De-Identification Software Package 1.1

File: <base>/doc/Changes.log (4,850 bytes)
DeID version 1.1 Change Log
============================

DeID version 1.1 is now compatible with Perl 5.10. Additionally, DeID
version 1.1 fixed several bugs in DeID version 1.0.  For more details,
please see the description below.

Bug Fixes and Changes
=====================

* Modified code to be compatible with Perl 5.10. 

* Fixed bugs that caused the scrubbed notes from DeID to give
incorrect/garbled output in the .res file (scrubbed notes from
DeID). Under DeID version 1.0, two nursing notes (out of the 2,434
notes) in the gold standard corpus were affected by this bug.
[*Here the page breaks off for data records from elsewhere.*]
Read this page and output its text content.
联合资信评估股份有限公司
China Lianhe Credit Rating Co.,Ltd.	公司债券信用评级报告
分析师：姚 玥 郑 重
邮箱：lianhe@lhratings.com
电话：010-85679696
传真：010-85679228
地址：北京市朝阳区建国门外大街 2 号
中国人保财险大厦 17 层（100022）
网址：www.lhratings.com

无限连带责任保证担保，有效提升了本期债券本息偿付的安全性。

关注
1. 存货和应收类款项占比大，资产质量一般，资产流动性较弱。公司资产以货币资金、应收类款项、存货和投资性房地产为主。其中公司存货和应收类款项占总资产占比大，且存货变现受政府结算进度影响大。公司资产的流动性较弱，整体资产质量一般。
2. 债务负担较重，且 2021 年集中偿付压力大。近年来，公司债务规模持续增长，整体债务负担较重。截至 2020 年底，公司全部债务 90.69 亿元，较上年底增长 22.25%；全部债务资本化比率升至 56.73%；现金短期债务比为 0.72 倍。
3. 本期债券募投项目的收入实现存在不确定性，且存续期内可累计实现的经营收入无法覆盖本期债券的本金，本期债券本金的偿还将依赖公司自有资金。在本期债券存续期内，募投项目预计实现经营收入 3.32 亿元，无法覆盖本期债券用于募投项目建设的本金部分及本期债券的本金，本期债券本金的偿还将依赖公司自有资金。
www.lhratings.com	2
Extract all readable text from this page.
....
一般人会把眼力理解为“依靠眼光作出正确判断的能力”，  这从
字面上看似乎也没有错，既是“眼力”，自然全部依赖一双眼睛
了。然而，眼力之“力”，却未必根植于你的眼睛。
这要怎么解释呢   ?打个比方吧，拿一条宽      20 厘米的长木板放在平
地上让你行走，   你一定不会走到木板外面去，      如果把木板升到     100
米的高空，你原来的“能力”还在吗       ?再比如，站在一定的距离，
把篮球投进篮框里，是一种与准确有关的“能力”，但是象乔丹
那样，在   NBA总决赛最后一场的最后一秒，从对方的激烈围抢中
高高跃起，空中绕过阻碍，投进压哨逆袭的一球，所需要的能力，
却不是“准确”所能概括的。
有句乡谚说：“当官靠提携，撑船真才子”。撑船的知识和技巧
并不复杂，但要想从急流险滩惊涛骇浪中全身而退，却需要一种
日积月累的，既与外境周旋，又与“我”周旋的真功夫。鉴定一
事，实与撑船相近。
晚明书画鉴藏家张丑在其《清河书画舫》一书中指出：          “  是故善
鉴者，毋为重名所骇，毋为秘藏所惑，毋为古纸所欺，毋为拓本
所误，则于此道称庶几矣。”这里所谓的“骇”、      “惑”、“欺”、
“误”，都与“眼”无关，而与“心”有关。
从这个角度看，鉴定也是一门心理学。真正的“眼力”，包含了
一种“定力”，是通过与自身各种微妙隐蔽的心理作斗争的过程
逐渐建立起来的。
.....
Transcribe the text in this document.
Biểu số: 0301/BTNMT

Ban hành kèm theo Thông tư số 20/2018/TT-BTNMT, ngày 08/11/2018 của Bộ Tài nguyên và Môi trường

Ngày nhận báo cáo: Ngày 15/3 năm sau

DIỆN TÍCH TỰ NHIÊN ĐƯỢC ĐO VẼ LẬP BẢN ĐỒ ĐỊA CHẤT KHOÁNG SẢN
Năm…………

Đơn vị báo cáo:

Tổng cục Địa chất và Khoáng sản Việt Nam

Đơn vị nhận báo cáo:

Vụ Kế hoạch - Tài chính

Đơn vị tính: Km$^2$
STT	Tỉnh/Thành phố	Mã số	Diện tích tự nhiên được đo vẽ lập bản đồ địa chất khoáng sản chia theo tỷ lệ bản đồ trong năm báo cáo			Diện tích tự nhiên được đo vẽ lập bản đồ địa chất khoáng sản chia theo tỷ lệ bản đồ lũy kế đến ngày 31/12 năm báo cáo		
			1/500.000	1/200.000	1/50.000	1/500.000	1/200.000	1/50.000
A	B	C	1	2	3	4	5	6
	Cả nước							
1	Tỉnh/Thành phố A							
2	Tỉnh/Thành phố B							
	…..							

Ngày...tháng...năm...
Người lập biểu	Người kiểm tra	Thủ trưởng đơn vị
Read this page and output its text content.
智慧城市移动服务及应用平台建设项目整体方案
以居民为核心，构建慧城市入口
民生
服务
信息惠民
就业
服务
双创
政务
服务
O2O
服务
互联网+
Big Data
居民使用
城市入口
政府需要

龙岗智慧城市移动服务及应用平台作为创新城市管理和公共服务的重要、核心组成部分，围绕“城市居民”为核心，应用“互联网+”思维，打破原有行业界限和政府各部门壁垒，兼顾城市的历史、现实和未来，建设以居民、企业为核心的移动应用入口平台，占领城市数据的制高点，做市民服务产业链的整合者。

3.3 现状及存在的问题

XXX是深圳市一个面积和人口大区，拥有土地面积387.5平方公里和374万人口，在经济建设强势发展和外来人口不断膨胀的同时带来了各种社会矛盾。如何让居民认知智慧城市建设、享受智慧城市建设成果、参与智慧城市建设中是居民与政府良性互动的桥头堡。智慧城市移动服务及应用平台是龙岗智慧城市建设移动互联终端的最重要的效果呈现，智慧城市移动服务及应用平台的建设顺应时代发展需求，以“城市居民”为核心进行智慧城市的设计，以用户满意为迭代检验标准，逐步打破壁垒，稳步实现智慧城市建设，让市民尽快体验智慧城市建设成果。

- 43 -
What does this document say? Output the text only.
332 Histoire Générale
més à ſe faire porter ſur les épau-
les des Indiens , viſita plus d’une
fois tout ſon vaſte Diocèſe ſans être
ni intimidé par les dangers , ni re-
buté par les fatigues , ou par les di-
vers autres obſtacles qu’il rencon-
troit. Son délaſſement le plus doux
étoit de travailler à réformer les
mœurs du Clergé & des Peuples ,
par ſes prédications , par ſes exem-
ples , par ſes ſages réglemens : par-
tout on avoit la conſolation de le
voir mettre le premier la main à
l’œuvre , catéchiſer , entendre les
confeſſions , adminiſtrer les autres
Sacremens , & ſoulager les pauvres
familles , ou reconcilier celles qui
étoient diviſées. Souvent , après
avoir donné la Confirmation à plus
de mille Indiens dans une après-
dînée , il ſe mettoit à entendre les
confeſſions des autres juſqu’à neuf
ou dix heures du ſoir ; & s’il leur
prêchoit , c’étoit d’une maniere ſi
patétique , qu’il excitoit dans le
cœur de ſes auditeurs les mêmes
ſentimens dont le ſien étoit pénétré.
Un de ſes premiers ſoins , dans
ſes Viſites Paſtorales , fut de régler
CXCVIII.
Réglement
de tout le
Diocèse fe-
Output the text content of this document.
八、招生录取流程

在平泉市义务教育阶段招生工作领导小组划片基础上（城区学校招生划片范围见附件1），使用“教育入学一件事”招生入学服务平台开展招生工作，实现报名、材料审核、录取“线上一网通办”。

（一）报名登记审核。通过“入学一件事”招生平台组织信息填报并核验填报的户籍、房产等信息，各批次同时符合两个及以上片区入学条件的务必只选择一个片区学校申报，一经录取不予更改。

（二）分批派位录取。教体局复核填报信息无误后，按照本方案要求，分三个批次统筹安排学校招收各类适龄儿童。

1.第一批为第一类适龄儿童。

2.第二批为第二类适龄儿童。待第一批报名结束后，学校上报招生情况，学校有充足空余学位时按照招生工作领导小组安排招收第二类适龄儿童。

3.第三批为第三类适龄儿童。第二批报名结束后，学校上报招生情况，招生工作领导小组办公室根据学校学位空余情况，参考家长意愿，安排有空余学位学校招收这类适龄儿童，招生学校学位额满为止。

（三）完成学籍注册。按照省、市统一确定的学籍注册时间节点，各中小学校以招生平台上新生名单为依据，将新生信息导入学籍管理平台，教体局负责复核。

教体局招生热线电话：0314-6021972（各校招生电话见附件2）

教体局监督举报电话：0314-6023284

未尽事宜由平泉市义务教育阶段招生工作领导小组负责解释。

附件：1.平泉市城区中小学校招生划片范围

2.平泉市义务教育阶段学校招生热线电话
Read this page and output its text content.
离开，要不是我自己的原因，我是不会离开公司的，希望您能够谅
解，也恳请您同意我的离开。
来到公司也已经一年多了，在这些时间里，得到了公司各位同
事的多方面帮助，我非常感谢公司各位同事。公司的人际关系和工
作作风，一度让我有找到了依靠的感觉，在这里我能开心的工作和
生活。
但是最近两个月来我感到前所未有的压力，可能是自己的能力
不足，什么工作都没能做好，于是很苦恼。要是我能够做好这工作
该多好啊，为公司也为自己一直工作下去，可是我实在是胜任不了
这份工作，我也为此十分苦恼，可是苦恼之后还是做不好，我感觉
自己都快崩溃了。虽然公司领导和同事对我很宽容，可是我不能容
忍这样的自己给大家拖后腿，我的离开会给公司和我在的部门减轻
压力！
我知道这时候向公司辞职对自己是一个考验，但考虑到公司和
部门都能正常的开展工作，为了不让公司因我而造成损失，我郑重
If you
had previously downloaded version 1.0, and would like to know which
notes in the gold standard were affected by this bug, the two notes
were note 7 for patient 54 (with header line
"START_OF_RECORD=54||||7||||") and note 18 for patient 144 (with
header line "START_OF_RECORD=144||||18||||").


* Fixed bugs that caused DeID to mistakenly report certain PHIs as a
date PHI in the scrubbed notes.  More specifically, PHI locations are
encoded as a key that consists of a number sequence that corresponds
to the start and end locations of the PHI within the text.  In the
rare occasion that a PHI's location key matches that of a Date PHI
tag's location key (as a subsequence), DeID will mistakenly report the
PHI as a date PHI.
 
* Fixed date shift bugs for certain date formats.  The following types
of date patterns should now be date shifted correctly in the scrubbed
output when running in the output mode:

- April 1st, 2002 
- April 1st 
- April 4th, 2002. 
- April 4th 2002
- April 5th, 2002 
- 2nd of April 
- 2nd of Apr.
- 20th Oct., 1989. 
- 20th Oct., 89. 
- 20th of Oct. 1989.  
- 20th Oct, 1989. 
- 20th Oct, 89. 
- 20th of Oct 1989.  


* Fixed the problem that prevented the phone filters to identify phone
  numbers when they run into text. Code modification from phone filter
  does not change the code's performance on the Gold Standard corpus.
  
* More robust pattern recognition on text that are split into multiple
  lines.  More specifically, lines that begin with blank spaces are no
  longer considered paragraph separators. Instead, they are considered
  part of the same paragraph as previous lines.  This allows for
  better pattern matching for phone numbers and dates that are split
  into two lines and the second line was padded with blank spaces in
  the beginning.



Changes
========

* Updated the name indicators to include phrases such as "name will
  be" to better locate newborn names (does not change code's
  performance on the Gold Standard Corpus).  


* Allow the users to set the parameter "Two Digit Year Threshold" in 
the configuration files.  The parameter is used to determine whether
to interpret the year as a year in the 1900's or 2000's.
The threshold must be a 1- or 2-digit number.
Two digit years > Threshold are  interpreted as in the 1900's
Two digit years <=  Threshold are interpreted as in the 2000's

In this release,  the "Two Digit Year Threshold" parameter is
set to 30 in the configuration files (deid-output.config and 
deid.config) as follows: 

Two Digit Year Threshold = 30

The threshold is set according to the re-identified date range
that appear in our gold standard corpus. 



Files Modified (from version 1.0)
=================================

deid.pl
deid.config
deid-output.config
GSoutput/id.info
GSoutput/id.res
GSstats/id.info
GSstats/id.phi
doc/DeidUserManual.doc  
doc/DeidUserManual.pdf


Performance of DeID code
==========================

This version changes the performance of the software on Gold Standard
only slightly: the number of false positives increased by one (from
545 in version 1.0 to 546 in current version).  This additional false
positive is due to the fact that lines that begin with blank spaces
are no longer considered paragraph separators in the current version.

See below for the current performance.  When running the code in
performance comparison mode, you should see the following output on
your screen.


*******************************************************************************************************************
De-Identification Algorithm: Identifies Protected Health Information (PHI) in Discharge Summaries and Nursing Notes
*******************************************************************************************************************


Starting de-identification (version 1.1)...

Running deid in performance comparison mode.
Using PHI locations in id.deid as comparison. Output files will be:
id.phi: the PHI locations found by the code.
id.info: debug info about the PHI locations.

==========================

Num of true positives = 1720

Num of false positives = 546

Num of false negatives = 59

Sensitivity/Recall = 0.967

PPV/Specificity = 0.748

==========================

This document was last updated 6/10/09.